Jumping Eagle, an Oglala Sioux who married into the Standing Rock tribe, lives and works there, and she did not plan on getting arrested. A court date has been set, but she is not daunted. Instead, she plans to create hand-washing stations at the encampment.

“This is not something I take lightly. I keep it in mind, but I want to be able to protect the land and water. This is a crucial time. For too long we’ve allowed corporations to be more important than people. The company and the police are protecting the interests of an oil company -- directly violating the rights of people. We’ve already suffered enough. The fact that they want to place the pipe just north of our community, when we are already dealing with so many other issues that could threaten our drinking water -- and put us into a situation like Flint, and people will have to buy water? Is not right.

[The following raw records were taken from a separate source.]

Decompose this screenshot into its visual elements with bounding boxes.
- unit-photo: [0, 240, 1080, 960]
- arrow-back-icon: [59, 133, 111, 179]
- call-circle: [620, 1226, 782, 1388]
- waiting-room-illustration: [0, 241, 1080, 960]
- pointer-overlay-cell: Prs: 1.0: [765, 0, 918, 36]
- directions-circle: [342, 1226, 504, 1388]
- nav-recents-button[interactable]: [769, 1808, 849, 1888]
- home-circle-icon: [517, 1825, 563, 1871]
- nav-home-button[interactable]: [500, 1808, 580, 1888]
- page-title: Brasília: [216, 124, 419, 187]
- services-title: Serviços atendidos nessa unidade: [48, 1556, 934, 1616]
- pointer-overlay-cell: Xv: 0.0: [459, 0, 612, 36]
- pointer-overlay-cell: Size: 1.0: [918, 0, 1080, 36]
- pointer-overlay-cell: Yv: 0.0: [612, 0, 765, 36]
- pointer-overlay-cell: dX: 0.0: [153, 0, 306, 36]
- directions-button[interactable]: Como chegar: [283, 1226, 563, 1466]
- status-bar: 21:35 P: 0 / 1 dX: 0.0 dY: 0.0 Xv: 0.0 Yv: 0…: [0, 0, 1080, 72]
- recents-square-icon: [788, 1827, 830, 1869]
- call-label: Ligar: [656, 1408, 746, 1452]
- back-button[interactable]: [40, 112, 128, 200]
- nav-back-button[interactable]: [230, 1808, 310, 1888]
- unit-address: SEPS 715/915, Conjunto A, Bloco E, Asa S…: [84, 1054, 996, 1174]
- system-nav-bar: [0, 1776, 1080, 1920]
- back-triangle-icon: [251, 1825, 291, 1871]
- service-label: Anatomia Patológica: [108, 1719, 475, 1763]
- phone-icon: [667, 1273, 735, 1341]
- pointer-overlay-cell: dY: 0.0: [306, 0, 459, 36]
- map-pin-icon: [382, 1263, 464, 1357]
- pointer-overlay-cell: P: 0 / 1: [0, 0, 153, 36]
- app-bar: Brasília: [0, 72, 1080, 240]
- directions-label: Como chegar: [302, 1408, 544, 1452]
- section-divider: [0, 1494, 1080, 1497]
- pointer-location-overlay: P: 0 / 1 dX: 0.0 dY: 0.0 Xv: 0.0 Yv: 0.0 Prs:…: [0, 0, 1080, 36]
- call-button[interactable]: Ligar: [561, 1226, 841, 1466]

“They think they can do whatever they want,” Jumping Eagle said. Not only is she active against Dakota Access Pipeline, she has also worked on other environmental issues ranging from new North Dakota Health Council regulations permitting the increased storage of oilfield waste – radioactive materials and chemicals – to fighting local uranium mines. “They think we are expendable or without a voice, without a choice. Going across Standing Rock land is against the treaty. But people don’t want to think about it. People want to trust their officials. The arguments they make are just trying to reassure themselves.”

Despite the deck being heavily stacked against her and her family, her tribe, and anyone living near or depending on the Missouri River or its tributaries for sustenance, Jumping Eagle remains hopeful that one day, things will change.

“Our concerns are never going to change.”